"Is the time ripe for me to speak in sober earnest?" he questioned softly. She drew back again in swift alarm.

"No, no! Not now—not yet. Do not say anything now, Mr. Schmidt, that may put an end to our—to our adventure."

She was so serious, so plaintive, and yet so shyly prophetic of comfort yet to be attained, that his heart warmed with a mighty glow of exaltation. A sweet feeling of tenderness swept over him.

"If God is good, there can be but one end to our adventure," he said, and then, for some mysterious reason, silence fell between them. Long afterward—it seemed hours to him!—she spoke, and her voice was low and troubled.

"Can you guess why I am being watched so carefully, why I am being followed so doggedly by men who serve not me but another?"

"Yes. It is because you are the greatest jewel in the possession of a great man, and he would preserve you against all varlets,—such as I."

She did not reveal surprise at his shrewd conjecture. She nodded her head and sighed.

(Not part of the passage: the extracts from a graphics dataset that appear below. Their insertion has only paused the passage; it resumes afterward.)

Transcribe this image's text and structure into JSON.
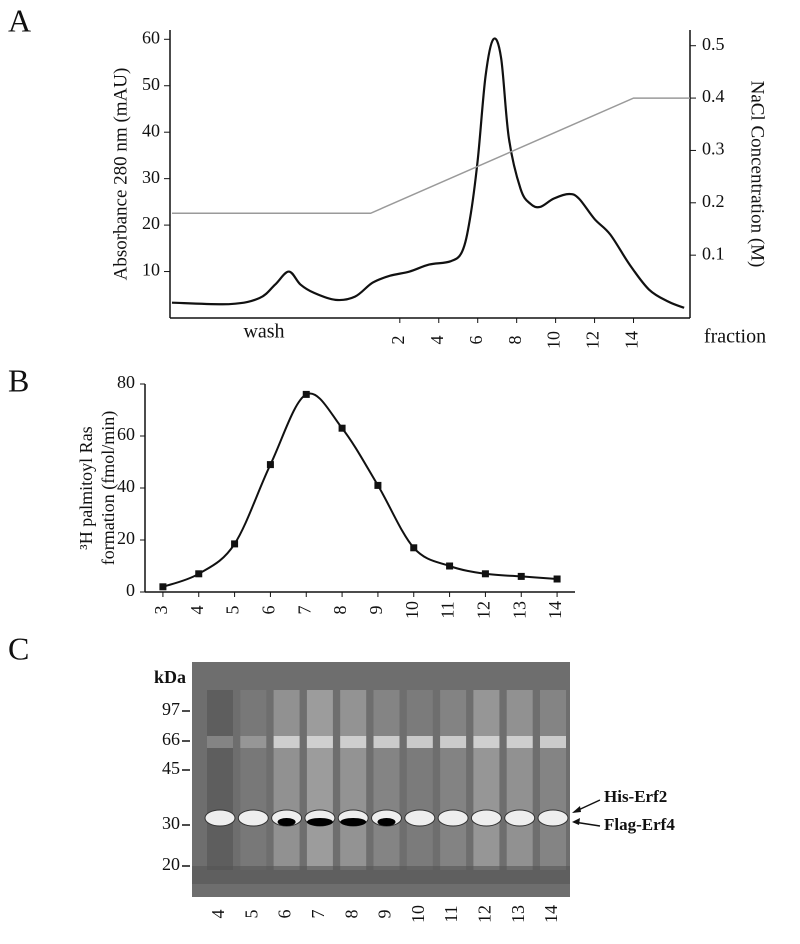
{
  "panel_labels": [
    "A",
    "B",
    "C"
  ],
  "chart_data": [
    {
      "type": "line",
      "y_label": "Absorbance 280 nm (mAU)",
      "y2_label": "NaCl Concentration (M)",
      "x_label": "fraction",
      "annotations": [
        "wash"
      ],
      "xlim": [
        -9.8,
        16.9
      ],
      "xticks": [
        2,
        4,
        6,
        8,
        10,
        12,
        14
      ],
      "ylim": [
        0,
        62
      ],
      "yticks": [
        10,
        20,
        30,
        40,
        50,
        60
      ],
      "y2lim": [
        -0.02,
        0.53
      ],
      "y2ticks": [
        0.1,
        0.2,
        0.3,
        0.4,
        0.5
      ],
      "series": [
        {
          "color": "#111111",
          "x": [
            -9.7,
            -6.7,
            -5.2,
            -4.4,
            -3.7,
            -3.1,
            -2.4,
            -1.3,
            -0.3,
            0.6,
            1.5,
            2.5,
            3.5,
            4.6,
            5.2,
            5.6,
            6,
            6.4,
            6.8,
            7.2,
            7.6,
            8.2,
            8.7,
            9.2,
            9.9,
            10.7,
            11.2,
            12,
            12.8,
            13.8,
            14.8,
            15.8,
            16.6
          ],
          "values": [
            3.3,
            3,
            4.3,
            7.2,
            10,
            7.2,
            5.4,
            3.9,
            4.6,
            7.6,
            9.1,
            10,
            11.5,
            12.2,
            14.3,
            21.3,
            34,
            52,
            60,
            56,
            38.7,
            27.8,
            24.6,
            23.9,
            25.7,
            26.7,
            25.7,
            21.3,
            18,
            11.5,
            6.1,
            3.5,
            2.2
          ]
        },
        {
          "color": "#9a9a9a",
          "axis": "y2",
          "x": [
            -9.7,
            0.5,
            14,
            16.9
          ],
          "values": [
            0.18,
            0.18,
            0.4,
            0.4
          ]
        }
      ]
    },
    {
      "type": "line",
      "y_label": [
        "³H palmitoyl Ras",
        "formation (fmol/min)"
      ],
      "color": "#111111",
      "x": [
        3,
        4,
        5,
        6,
        7,
        8,
        9,
        10,
        11,
        12,
        13,
        14
      ],
      "values": [
        2,
        7,
        18.5,
        49,
        76,
        63,
        41,
        17,
        10,
        7,
        6,
        5
      ],
      "xlim": [
        2.5,
        14.5
      ],
      "xticks": [
        3,
        4,
        5,
        6,
        7,
        8,
        9,
        10,
        11,
        12,
        13,
        14
      ],
      "ylim": [
        0,
        80
      ],
      "yticks": [
        0,
        20,
        40,
        60,
        80
      ]
    }
  ],
  "gel": {
    "kda_label": "kDa",
    "markers": [
      "97",
      "66",
      "45",
      "30",
      "20"
    ],
    "bands": [
      "His-Erf2",
      "Flag-Erf4"
    ],
    "lanes": [
      "4",
      "5",
      "6",
      "7",
      "8",
      "9",
      "10",
      "11",
      "12",
      "13",
      "14"
    ]
  }
}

"You are right. I am his greatest jewel, and yet he would give me into the keeping of an utter stranger. I am being protected against that conscienceless varlet—Love! If love lays hands upon me—ah, my friend, you cannot possibly guess what a calamity that would be!"

"And love will lay hands upon you, Bedelia,—"

"I am sure of that," she said, once more serene mistress of herself after a peculiarly dangerous lapse. "That is why I shudder. What could be more dreadful than to fall into the clutches of that merciless foe to peace? He rends one's heart into shreds; he stabs in the dark; he thrusts, cuts and slashes and the wounds never heal; he blinds without pity; he is overbearing, domineering, ruthless and his victims are powerless to retaliate. Love is the greatest tyrant in all the world, Mr. Schmidt, and we poor wretches can never hope to conquer him. We are his prey, and he is rapacious. Do you not shudder also?"